Very early (Amyloid positive, Tau low to medium) patients but not very very early AD patients were selected (amyloid positive but tau negative) for Expedition study. These patients have MCI and can be detected. They correspond to CDR global 0.5. MCI without Amyloid is unlikely to be AD (more likely depression, sleep apnea, some other dementia). Problem is many MCI patients stay MCI x many years before further progression - even when amyloid proven. This group is over-represented by the Tau negative patient
I didn't understand this "If the researchers who believe that amyloid beta and tau are the key elements in the brain’s immune system are, in fact, correct, then that would be a surefire guarantee no patient with AD was selected." Patients selected were amyloid and tau PET positive and if biopsied >90% would show clear AD pathology
"Is there any chance in hell that any healthcare benefit provider will pay to treat a patient who is perfectly healthy has no symptoms and under these guidelines would have no chance in hell of having AD?" The selected patients were MCI --- they had symptoms and were not cognitively normal. MCI patients work, drive, play golf, go on vacations, etc but are not performing at normal cognitive levels. Insurance will put up barriers of course. That seems to be how they interpret their job description and lecanemab is more difficult to approve than most drugs. I have only 2 lecanemab patients. Both are in 60's, work and have an active life. I don't do that much AD but most of my patients are not candidates. The 2 patients both understand our goal is to give them more time in MCI before AD affects them even more. They and their families understand the risk and are willing to take the risk. The expense of this drug is far less than most cancer drugs (with many extending life by just a few months on average) and rare disease drugs that may not make much of a difference (Acadia's trofinetide 600K a year for child to have slightly better behavior; ALS drugs and Muscular Dystrophy drugs with limited benefit not proven in larger trials.)

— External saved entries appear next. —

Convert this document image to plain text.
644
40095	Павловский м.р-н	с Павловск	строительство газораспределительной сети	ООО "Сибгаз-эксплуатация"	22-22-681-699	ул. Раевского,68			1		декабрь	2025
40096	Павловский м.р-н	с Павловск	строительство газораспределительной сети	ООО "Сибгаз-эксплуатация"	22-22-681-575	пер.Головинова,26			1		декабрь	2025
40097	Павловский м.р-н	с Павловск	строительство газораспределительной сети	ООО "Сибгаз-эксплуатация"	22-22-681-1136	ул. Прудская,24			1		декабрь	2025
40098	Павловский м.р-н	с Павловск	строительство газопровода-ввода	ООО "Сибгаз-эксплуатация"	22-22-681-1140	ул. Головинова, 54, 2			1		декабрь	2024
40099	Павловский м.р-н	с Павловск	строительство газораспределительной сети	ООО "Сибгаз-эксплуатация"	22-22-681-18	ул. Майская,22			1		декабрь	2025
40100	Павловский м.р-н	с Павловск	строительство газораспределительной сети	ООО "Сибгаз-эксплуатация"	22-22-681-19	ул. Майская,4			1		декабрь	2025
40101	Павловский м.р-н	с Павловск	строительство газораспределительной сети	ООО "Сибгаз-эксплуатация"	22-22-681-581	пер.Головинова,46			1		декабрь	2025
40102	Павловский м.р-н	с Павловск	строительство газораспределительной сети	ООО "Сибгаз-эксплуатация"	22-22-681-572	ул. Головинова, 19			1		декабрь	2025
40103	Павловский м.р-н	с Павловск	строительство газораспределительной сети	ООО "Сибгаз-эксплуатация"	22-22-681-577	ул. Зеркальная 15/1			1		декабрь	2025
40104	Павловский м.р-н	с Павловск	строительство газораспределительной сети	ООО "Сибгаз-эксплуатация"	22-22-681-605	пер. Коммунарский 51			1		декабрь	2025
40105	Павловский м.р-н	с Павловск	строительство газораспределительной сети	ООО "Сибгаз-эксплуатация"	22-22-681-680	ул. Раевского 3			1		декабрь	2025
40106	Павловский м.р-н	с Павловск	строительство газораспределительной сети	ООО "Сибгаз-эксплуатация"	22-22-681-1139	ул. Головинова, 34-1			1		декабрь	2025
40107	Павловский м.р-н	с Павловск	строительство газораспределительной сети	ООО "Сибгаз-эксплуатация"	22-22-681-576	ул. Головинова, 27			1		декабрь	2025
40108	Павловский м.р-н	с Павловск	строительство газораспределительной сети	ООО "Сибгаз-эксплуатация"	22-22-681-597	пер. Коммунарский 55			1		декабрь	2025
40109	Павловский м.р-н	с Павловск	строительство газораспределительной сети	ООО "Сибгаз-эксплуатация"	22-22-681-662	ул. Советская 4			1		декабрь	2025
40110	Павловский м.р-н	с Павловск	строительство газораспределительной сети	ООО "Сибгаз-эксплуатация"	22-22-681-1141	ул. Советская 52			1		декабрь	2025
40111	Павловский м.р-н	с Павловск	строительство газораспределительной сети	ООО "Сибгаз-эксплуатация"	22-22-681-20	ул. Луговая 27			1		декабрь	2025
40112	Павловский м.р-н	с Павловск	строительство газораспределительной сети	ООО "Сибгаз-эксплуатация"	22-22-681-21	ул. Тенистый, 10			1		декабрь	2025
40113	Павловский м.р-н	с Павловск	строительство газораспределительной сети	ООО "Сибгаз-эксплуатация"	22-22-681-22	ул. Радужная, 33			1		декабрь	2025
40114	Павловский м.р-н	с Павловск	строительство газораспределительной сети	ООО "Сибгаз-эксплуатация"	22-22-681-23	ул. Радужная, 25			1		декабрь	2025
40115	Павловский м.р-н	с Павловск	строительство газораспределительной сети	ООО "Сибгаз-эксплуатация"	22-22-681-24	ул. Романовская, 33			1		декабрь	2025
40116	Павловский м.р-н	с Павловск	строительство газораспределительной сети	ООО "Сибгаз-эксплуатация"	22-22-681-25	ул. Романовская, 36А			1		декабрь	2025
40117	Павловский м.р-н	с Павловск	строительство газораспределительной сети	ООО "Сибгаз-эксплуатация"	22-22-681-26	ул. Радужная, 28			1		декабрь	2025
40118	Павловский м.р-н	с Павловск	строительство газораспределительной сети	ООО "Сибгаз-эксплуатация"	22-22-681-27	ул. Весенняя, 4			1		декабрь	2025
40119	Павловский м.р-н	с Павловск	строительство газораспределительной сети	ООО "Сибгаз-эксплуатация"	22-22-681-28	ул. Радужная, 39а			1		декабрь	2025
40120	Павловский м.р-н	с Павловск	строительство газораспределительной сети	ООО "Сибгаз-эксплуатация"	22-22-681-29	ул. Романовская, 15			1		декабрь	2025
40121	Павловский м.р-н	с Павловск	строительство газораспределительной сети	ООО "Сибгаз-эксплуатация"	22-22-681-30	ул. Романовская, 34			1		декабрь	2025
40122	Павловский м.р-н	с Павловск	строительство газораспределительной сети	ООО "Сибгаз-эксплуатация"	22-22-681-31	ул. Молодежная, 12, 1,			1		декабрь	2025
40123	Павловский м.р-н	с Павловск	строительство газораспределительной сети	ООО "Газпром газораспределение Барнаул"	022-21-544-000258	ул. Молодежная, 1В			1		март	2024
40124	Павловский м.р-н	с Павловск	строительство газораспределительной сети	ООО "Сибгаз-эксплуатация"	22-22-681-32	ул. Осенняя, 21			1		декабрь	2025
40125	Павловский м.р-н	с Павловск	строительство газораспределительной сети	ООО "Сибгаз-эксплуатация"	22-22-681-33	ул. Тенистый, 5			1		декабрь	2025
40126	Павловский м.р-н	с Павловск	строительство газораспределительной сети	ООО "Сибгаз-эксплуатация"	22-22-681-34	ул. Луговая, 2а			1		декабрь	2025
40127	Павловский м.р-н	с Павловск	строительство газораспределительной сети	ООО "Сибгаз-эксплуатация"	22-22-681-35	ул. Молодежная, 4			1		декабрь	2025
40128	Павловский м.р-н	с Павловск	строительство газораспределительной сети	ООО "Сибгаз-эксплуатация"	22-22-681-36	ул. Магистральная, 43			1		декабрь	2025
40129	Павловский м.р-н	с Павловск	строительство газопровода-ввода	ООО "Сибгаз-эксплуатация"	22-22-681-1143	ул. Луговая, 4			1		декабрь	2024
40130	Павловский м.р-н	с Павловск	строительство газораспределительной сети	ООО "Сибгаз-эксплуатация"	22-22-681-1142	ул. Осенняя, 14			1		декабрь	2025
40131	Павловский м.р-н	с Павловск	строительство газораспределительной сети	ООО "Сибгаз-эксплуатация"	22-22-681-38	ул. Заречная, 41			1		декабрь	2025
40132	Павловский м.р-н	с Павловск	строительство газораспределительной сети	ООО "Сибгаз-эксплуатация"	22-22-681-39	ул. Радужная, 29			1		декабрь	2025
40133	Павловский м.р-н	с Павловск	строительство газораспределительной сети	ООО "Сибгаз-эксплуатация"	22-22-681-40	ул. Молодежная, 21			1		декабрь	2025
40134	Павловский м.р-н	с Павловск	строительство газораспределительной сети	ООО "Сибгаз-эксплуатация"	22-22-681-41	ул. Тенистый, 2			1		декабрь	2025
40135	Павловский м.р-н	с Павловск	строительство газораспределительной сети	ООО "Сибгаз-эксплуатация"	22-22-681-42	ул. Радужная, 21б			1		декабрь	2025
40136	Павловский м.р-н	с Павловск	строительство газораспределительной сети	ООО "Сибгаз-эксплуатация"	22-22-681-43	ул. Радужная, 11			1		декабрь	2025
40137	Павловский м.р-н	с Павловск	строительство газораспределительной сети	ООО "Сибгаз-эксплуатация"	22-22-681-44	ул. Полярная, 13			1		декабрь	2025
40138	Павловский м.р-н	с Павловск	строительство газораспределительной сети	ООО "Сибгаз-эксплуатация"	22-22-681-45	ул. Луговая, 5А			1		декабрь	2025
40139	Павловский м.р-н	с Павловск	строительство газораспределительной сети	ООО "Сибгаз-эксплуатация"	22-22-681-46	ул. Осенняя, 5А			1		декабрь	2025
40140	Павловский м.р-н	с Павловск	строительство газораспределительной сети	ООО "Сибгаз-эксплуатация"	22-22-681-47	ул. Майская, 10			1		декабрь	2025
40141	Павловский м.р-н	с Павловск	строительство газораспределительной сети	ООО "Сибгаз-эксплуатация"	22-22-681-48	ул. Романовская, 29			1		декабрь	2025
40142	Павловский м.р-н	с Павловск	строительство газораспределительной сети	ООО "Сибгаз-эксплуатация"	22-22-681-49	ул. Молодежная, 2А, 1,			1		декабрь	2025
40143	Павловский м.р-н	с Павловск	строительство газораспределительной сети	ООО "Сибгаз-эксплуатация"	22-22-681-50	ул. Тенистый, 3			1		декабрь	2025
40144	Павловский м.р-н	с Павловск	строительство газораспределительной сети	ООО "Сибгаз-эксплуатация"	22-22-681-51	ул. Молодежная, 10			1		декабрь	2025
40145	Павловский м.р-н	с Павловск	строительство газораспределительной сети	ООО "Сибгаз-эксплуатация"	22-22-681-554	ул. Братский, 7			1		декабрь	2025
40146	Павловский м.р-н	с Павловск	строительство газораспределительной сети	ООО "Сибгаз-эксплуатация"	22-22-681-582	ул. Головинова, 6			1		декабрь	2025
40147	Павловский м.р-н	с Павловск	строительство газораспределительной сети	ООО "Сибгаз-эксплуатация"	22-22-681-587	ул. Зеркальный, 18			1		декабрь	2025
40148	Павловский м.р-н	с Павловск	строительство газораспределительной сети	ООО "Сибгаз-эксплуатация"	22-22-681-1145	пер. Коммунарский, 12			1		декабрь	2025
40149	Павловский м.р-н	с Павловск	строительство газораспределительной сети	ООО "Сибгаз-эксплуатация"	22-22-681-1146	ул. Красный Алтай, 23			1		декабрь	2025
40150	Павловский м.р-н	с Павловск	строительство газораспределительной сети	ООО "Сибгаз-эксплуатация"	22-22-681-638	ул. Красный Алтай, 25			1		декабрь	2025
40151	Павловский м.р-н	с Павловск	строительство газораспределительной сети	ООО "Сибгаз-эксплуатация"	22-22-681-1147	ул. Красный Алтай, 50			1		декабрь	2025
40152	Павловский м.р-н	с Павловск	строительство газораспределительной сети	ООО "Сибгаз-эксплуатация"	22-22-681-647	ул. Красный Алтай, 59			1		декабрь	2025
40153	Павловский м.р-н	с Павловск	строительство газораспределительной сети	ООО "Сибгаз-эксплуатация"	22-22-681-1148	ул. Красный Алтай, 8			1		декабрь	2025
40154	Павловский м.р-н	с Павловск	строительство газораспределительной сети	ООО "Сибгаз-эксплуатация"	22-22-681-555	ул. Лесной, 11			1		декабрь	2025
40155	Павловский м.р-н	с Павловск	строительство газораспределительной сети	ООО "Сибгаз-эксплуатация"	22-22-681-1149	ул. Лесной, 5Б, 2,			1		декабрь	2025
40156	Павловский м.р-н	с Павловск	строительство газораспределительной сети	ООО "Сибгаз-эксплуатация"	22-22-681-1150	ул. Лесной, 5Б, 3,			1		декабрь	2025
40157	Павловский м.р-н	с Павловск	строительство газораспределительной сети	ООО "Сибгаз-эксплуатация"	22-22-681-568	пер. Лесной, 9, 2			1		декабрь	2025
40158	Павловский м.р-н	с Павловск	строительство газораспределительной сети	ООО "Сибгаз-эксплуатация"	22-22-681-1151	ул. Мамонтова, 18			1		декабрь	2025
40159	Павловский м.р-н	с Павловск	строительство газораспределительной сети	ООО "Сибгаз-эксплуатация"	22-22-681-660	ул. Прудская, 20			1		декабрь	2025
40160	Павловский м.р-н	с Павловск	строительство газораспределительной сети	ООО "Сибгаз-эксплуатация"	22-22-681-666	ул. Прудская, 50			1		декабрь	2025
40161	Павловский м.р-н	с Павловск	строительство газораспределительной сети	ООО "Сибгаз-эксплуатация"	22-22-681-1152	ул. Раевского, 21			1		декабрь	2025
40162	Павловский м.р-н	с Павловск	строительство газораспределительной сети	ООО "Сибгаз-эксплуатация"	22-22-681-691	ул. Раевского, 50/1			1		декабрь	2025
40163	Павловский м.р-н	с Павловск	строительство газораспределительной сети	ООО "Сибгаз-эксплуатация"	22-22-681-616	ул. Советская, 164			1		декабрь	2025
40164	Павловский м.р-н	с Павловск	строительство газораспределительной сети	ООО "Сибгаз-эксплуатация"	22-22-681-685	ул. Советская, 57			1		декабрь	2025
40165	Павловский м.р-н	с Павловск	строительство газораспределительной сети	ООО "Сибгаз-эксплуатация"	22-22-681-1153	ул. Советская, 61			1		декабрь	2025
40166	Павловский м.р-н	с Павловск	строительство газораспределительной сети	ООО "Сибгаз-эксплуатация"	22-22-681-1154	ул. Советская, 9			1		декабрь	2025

I think the amyloid clearance on PET and stopping treatment is an issue with donanemab, but a minor one. Hopefully more data becomes available from the OLE to help guide physicians in the future. Given the data, I would consider a 72 week PET scan and discontinue if amyloid cleared if able to get this covered. ARIA safety issues are seldom a problem after 24-36 weeks so 72 weeks has no more risk than 48.